Steigerungslauf

 

Das Zusammenspiel der an der Laufbewegung beteiligten Muskulatur wird vor allem bei höheren Geschwindigkeiten verbessert. beim Steigerungslauf wird das Tempo über eine Strecke von etwa 1000 Metern kontinuierlich gesteigert. Steigerungsläufe können im Rahmen einer Laufschule oder aber auch als Abschluss eines Dauerlaufes durchgeführt werden (5 bis 8 Steigerungsläufe).
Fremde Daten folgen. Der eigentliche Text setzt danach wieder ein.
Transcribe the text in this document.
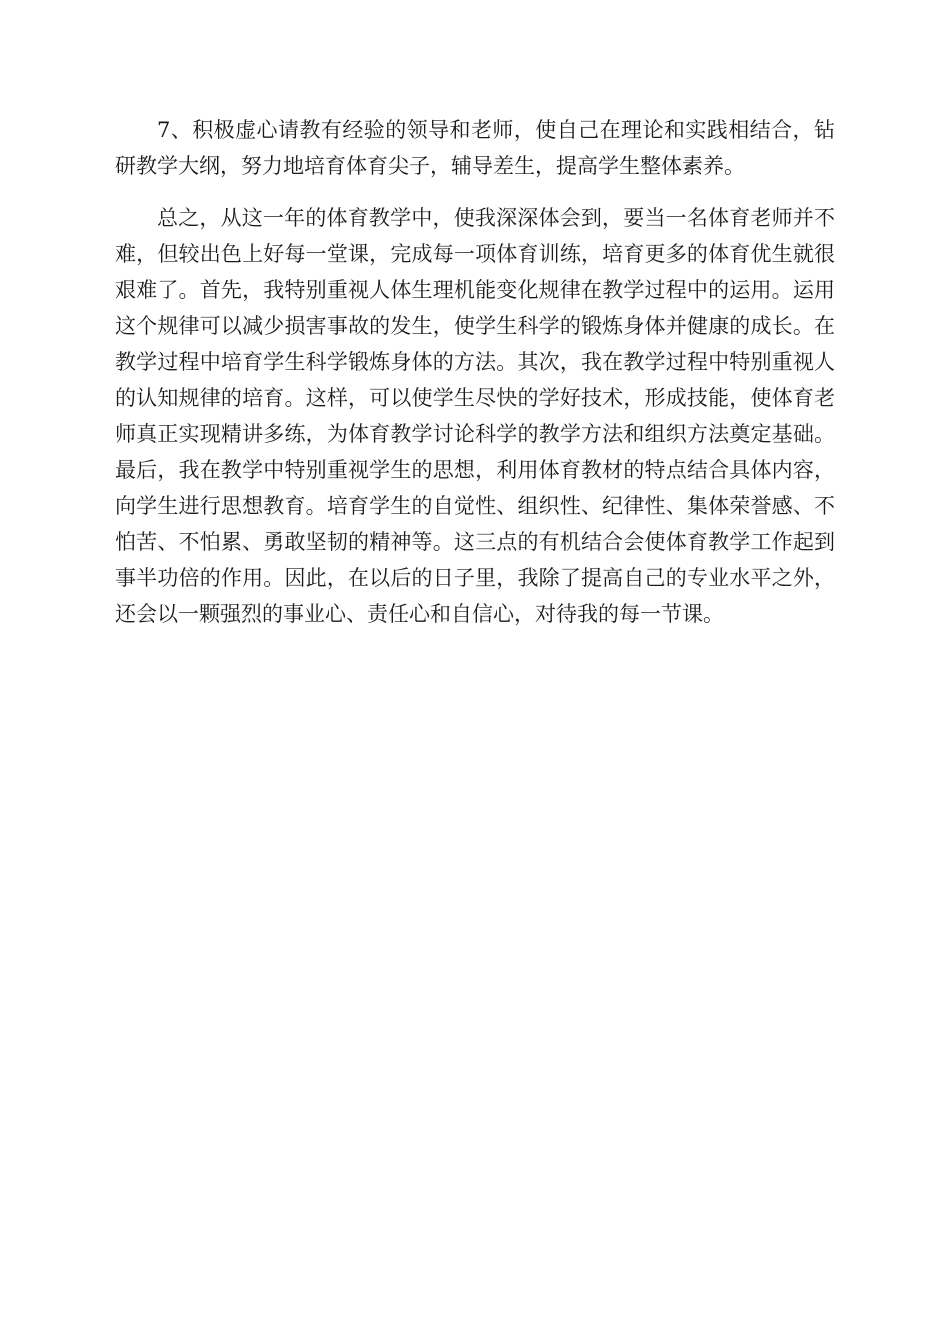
7、积极虚心请教有经验的领导和老师，使自己在理论和实践相结合，钻研教学大纲，努力地培育体育尖子，辅导差生，提高学生整体素养。

总之，从这一年的体育教学中，使我深深体会到，要当一名体育老师并不难，但较出色上好每一堂课，完成每一项体育训练，培育更多的体育优生就很艰难了。首先，我特别重视人体生理机能变化规律在教学过程中的运用。运用这个规律可以减少损害事故的发生，使学生科学的锻炼身体并健康的成长。在教学过程中培育学生科学锻炼身体的方法。其次，我在教学过程中特别重视人的认知规律的培育。这样，可以使学生尽快的学好技术，形成技能，使体育老师真正实现精讲多练，为体育教学讨论科学的教学方法和组织方法奠定基础。最后，我在教学中特别重视学生的思想，利用体育教材的特点结合具体内容，向学生进行思想教育。培育学生的自觉性、组织性、纪律性、集体荣誉感、不怕苦、不怕累、勇敢坚韧的精神等。这三点的有机结合会使体育教学工作起到事半功倍的作用。因此，在以后的日子里，我除了提高自己的专业水平之外，还会以一颗强烈的事业心、责任心和自信心，对待我的每一节课。
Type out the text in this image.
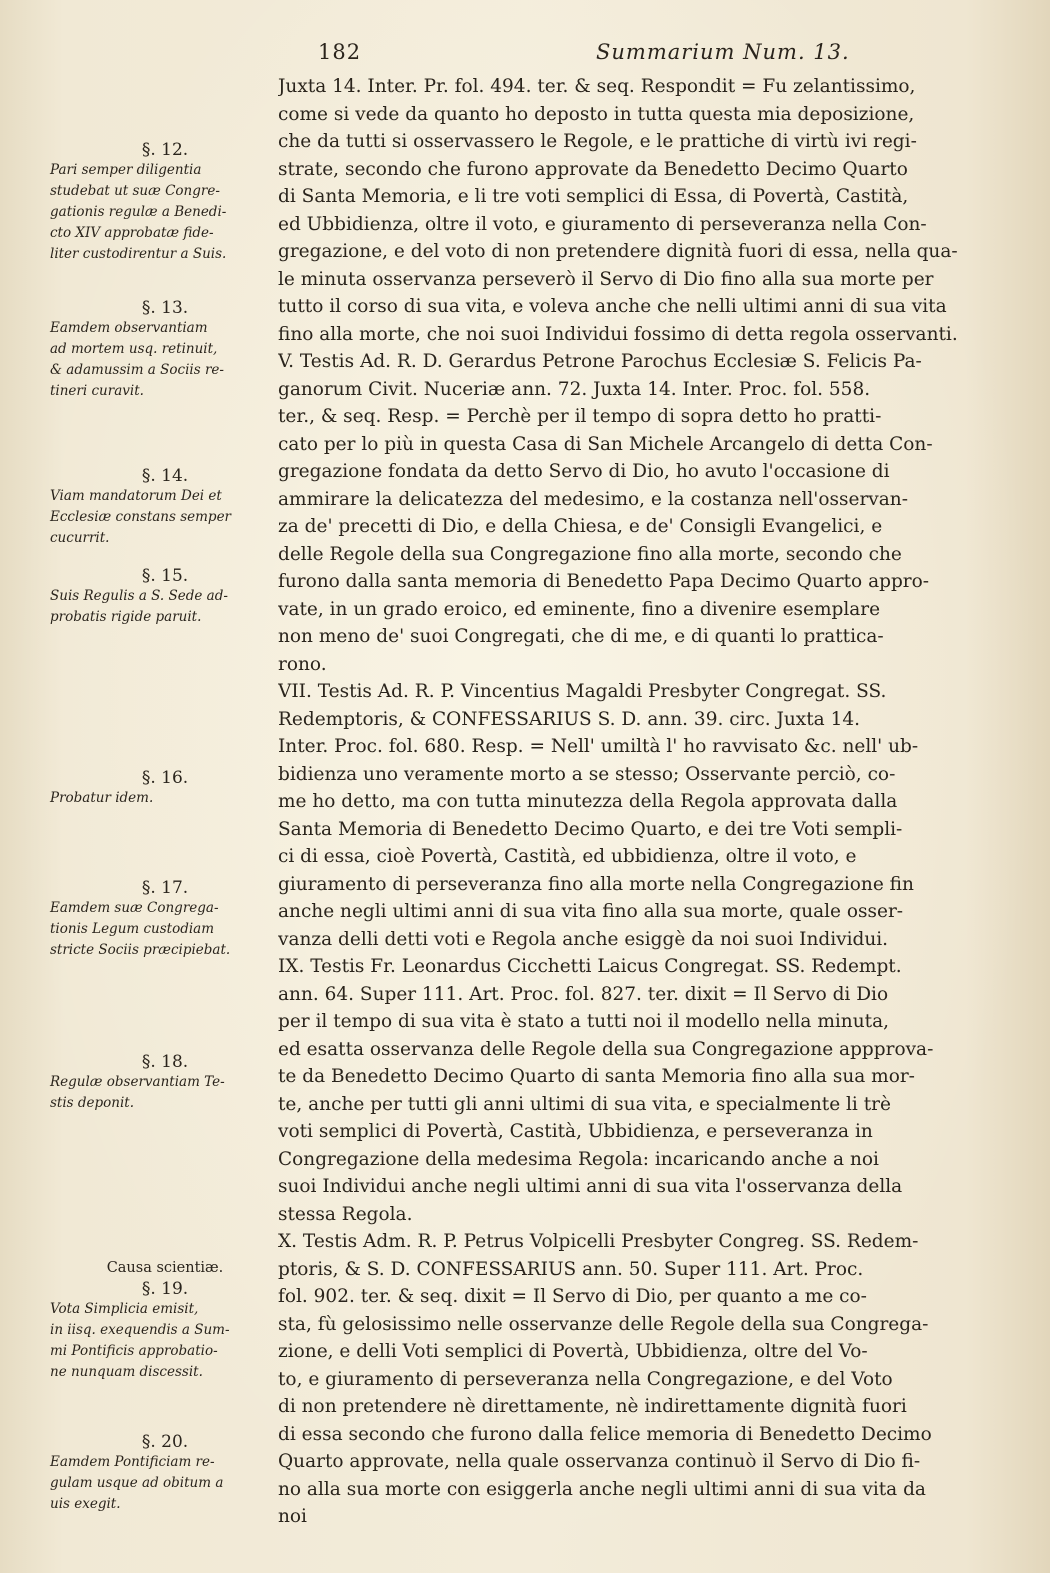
182	Summarium Num. 13.
§. 12.
Pari semper diligentia
studebat ut suæ Congre-
gationis regulæ a Benedi-
cto XIV approbatæ fide-
liter custodirentur a Suis.
§. 13.
Eamdem observantiam
ad mortem usq. retinuit,
& adamussim a Sociis re-
tineri curavit.
§. 14.
Viam mandatorum Dei et
Ecclesiæ constans semper
cucurrit.
§. 15.
Suis Regulis a S. Sede ad-
probatis rigide paruit.
§. 16.
Probatur idem.
§. 17.
Eamdem suæ Congrega-
tionis Legum custodiam
stricte Sociis præcipiebat.
§. 18.
Regulæ observantiam Te-
stis deponit.
Causa scientiæ.
§. 19.
Vota Simplicia emisit,
in iisq. exequendis a Sum-
mi Pontificis approbatio-
ne nunquam discessit.
§. 20.
Eamdem Pontificiam re-
gulam usque ad obitum a
uis exegit.
Juxta 14. Inter. Pr. fol. 494. ter. & seq. Respondit = Fu zelantissimo,
come si vede da quanto ho deposto in tutta questa mia deposizione,
che da tutti si osservassero le Regole, e le prattiche di virtù ivi regi-
strate, secondo che furono approvate da Benedetto Decimo Quarto
di Santa Memoria, e li tre voti semplici di Essa, di Povertà, Castità,
ed Ubbidienza, oltre il voto, e giuramento di perseveranza nella Con-
gregazione, e del voto di non pretendere dignità fuori di essa, nella qua-
le minuta osservanza perseverò il Servo di Dio fino alla sua morte per
tutto il corso di sua vita, e voleva anche che nelli ultimi anni di sua vita
fino alla morte, che noi suoi Individui fossimo di detta regola osservanti.
V. Testis Ad. R. D. Gerardus Petrone Parochus Ecclesiæ S. Felicis Pa-
ganorum Civit. Nuceriæ ann. 72. Juxta 14. Inter. Proc. fol. 558.
ter., & seq. Resp. = Perchè per il tempo di sopra detto ho pratti-
cato per lo più in questa Casa di San Michele Arcangelo di detta Con-
gregazione fondata da detto Servo di Dio, ho avuto l'occasione di
ammirare la delicatezza del medesimo, e la costanza nell'osservan-
za de' precetti di Dio, e della Chiesa, e de' Consigli Evangelici, e
delle Regole della sua Congregazione fino alla morte, secondo che
furono dalla santa memoria di Benedetto Papa Decimo Quarto appro-
vate, in un grado eroico, ed eminente, fino a divenire esemplare
non meno de' suoi Congregati, che di me, e di quanti lo prattica-
rono.
VII. Testis Ad. R. P. Vincentius Magaldi Presbyter Congregat. SS.
Redemptoris, & CONFESSARIUS S. D. ann. 39. circ. Juxta 14.
Inter. Proc. fol. 680. Resp. = Nell' umiltà l' ho ravvisato &c. nell' ub-
bidienza uno veramente morto a se stesso; Osservante perciò, co-
me ho detto, ma con tutta minutezza della Regola approvata dalla
Santa Memoria di Benedetto Decimo Quarto, e dei tre Voti sempli-
ci di essa, cioè Povertà, Castità, ed ubbidienza, oltre il voto, e
giuramento di perseveranza fino alla morte nella Congregazione fin
anche negli ultimi anni di sua vita fino alla sua morte, quale osser-
vanza delli detti voti e Regola anche esiggè da noi suoi Individui.
IX. Testis Fr. Leonardus Cicchetti Laicus Congregat. SS. Redempt.
ann. 64. Super 111. Art. Proc. fol. 827. ter. dixit = Il Servo di Dio
per il tempo di sua vita è stato a tutti noi il modello nella minuta,
ed esatta osservanza delle Regole della sua Congregazione appprova-
te da Benedetto Decimo Quarto di santa Memoria fino alla sua mor-
te, anche per tutti gli anni ultimi di sua vita, e specialmente li trè
voti semplici di Povertà, Castità, Ubbidienza, e perseveranza in
Congregazione della medesima Regola: incaricando anche a noi
suoi Individui anche negli ultimi anni di sua vita l'osservanza della
stessa Regola.
X. Testis Adm. R. P. Petrus Volpicelli Presbyter Congreg. SS. Redem-
ptoris, & S. D. CONFESSARIUS ann. 50. Super 111. Art. Proc.
fol. 902. ter. & seq. dixit = Il Servo di Dio, per quanto a me co-
sta, fù gelosissimo nelle osservanze delle Regole della sua Congrega-
zione, e delli Voti semplici di Povertà, Ubbidienza, oltre del Vo-
to, e giuramento di perseveranza nella Congregazione, e del Voto
di non pretendere nè direttamente, nè indirettamente dignità fuori
di essa secondo che furono dalla felice memoria di Benedetto Decimo
Quarto approvate, nella quale osservanza continuò il Servo di Dio fi-
no alla sua morte con esiggerla anche negli ultimi anni di sua vita da
noi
Rund eine Minute Pause zwischen den Steigerungen.

 

Ziel: Intermuskuläre Koordination bei hoher Geschwindigkeit.

 

Sprunglauf

 

Beim Sprunglauf wird der normale Laufschritt noch ein wenig länger gezogen. Der Abdruck erfolgt etwas kräftiger, die Sprunghöhe nimmt zu. Das Knie des Schwungbeines wird zur Horizontalen angezogen. Dadurch wird die Kraft zielgerichtet in die Vorwärtsbewegung integriert und der Körperschwerpunkt bleibt hoch.

 

Ziel: Hoher Körperschwerpunkt, zielgerichtete Vorwärtsbewegung.

 

Anfersen

 

Ferse leicht trabend hinten bis zum Gesäss hochschlagen, ohne dass der Oberschenkel seine senkrechte Position in Richtung Boden verlässt.


Ziel: Kraftverbesserung Oberschenkel, Ökonomie

 

Skipping

 

Ein hohes Knie am Ende der Flugphase ist entscheidend für einen raumgreifenden, ökonomischen Schritt. Skipping ist die passende Übung dazu. Das Knie wird jeweils abwechselnd bis maximal in die Horizontale angehoben. Der Oberkörper bleibt aufrecht.


Ziel: Raumgreifender, ökonomischer Schritt.

 

Fussgelenkarbeit

 

Traben mit ganz kleinen Schritten und hoher Frequenz aus dem Fussgelenk heraus. Die Fussspitze hebt möglichst wenig vom Boden ab, während das Knie des Standbeins gestreckt bleibt.


Ziel: Abbremsen der Landung, kräftige Abstossphase.